Is Cassandra right for me?
Cassandra draws heavily from BigTable (data model) and Dynamo (architecture), two of the most well-known and powerful databases today. This alone might be enough to consider it, but I’ll go ahead and provide list of questions you may ask yourself:
1 Do you require exceptional performance on large datasets?
Cassandra provides fantastic write- and very good read-throughputs (beating most popular competitors), only comparable to HBase. Deciding between the two is mostly a matter of personal preference. If you don’t want the whole Hadoop stack with all its moving parts and increased architectural complexity, choose Cassandra, if Hadoop is fine, HBase may be the better integrated fit. If you’re dealing with small to medium data volumes, relational solutions become a lot more interesting, because of the flexibility they provide.

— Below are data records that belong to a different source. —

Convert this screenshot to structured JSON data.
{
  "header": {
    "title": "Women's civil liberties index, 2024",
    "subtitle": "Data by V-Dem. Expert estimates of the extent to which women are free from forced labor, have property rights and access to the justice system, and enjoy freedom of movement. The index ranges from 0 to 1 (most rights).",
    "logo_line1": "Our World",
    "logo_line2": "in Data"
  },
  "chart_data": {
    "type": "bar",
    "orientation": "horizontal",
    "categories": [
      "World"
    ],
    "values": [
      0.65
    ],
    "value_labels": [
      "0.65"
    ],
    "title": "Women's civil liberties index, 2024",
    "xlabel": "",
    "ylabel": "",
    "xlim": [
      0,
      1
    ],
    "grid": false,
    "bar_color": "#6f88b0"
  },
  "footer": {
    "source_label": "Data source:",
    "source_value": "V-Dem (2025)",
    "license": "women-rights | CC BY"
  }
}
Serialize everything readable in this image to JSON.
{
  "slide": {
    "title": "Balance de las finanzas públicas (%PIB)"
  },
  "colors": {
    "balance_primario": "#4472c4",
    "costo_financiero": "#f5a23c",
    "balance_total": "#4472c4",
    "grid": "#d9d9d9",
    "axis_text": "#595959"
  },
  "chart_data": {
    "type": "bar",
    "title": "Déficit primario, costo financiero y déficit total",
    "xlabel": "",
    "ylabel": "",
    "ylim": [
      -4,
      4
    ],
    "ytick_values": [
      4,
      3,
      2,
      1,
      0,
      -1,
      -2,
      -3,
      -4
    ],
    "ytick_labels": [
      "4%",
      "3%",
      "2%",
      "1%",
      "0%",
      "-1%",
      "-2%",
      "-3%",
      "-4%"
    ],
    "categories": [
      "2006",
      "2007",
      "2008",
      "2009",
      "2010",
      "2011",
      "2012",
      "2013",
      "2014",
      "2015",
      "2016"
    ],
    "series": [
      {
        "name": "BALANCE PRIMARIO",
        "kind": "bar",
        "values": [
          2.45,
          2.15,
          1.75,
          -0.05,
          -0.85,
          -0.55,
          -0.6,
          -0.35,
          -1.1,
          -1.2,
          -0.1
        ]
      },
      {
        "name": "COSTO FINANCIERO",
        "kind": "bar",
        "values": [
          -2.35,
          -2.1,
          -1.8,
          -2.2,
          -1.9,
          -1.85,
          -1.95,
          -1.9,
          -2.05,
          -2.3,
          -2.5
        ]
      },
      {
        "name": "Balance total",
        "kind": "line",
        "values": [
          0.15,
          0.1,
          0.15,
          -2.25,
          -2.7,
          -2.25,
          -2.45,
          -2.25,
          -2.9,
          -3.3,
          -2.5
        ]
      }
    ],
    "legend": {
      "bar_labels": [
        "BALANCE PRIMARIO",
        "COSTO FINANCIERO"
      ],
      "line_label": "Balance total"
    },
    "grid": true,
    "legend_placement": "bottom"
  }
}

2 Do you need rich, flexible queries and a high-level data model?
Cassandra reduces its data model to the absolute minimum, in order to keep the dataset as partition-able as possible. This pays back when talking about linear scalability, but leaves you with “nothing more” than a distributed hash-map. But don’t judge too early, as even one of Google’s core technologies, BigTable, does exactly the same. Like C provides a programmer with fantastic performance at the cost of some comfort features like garbage collection, Cassandra provides you with a core piece of Google-scale technology, at the cost of dealing with indexes yourself or thinking about queries you’ll need beforehand.

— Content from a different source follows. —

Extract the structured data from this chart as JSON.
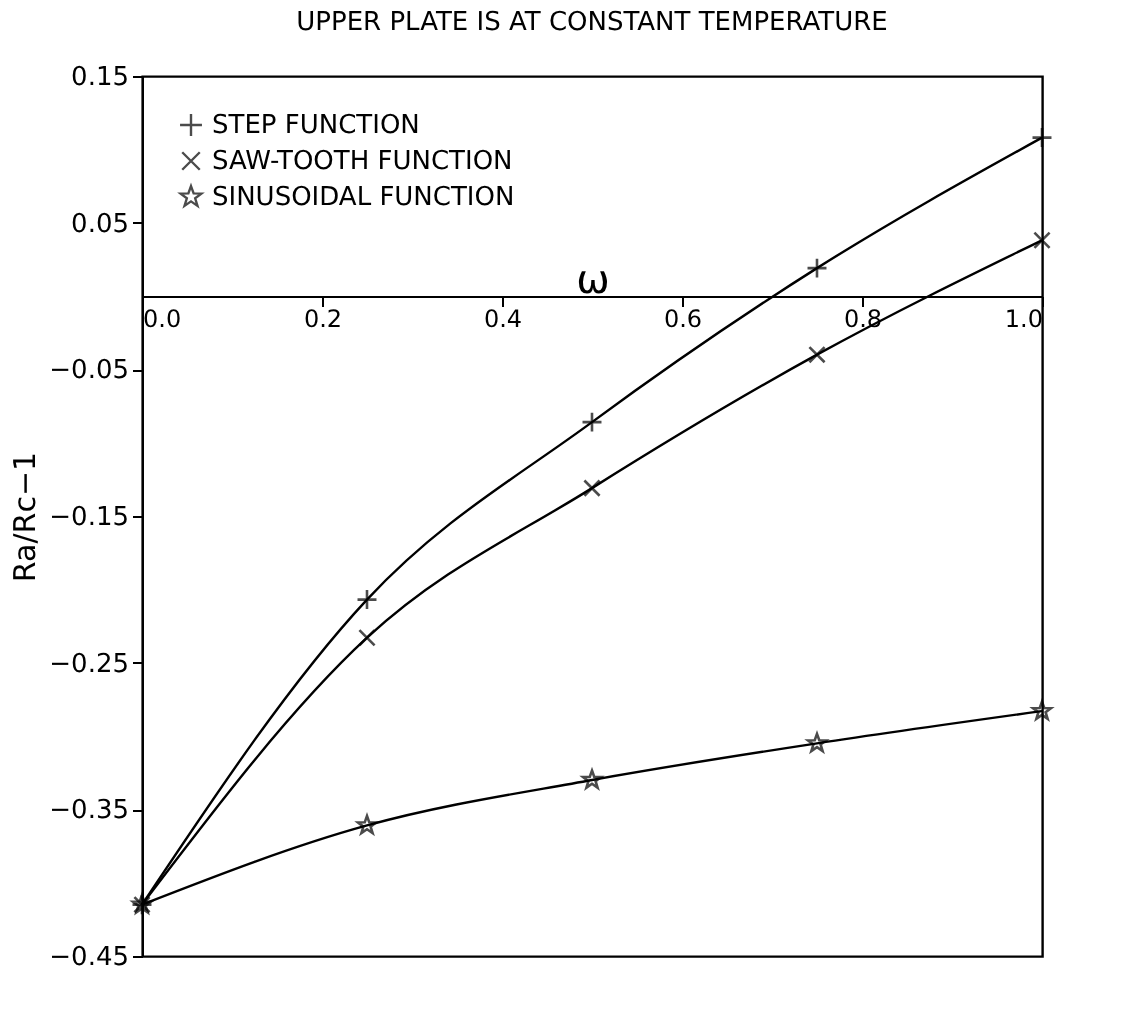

3 Do you require application transparency?
Because of Cassandra’s very low-level data model, applications require extensive knowledge about the dataset. If application transparency is what you need, Cassandra is not for you.
If you’ve come to the decision that Cassandra might be worth a try, I’ll list a few starting points here. DataStax, a company providing Cassandra tools, support and solutions to enterprises, hosts a community edition to simplify things for you. The package includes smart installers for all major OS, DataStax’s utility to manage your Cassandra setup visually and some sample applications/databases.
Careful though, the package comes with python included, which might mess up your default python interpreter. In this case, just remove the DataStax python directory from your (PYTHON) PATH variable. Now pick a client (recommended) or use Thrift, a framework for language independent services.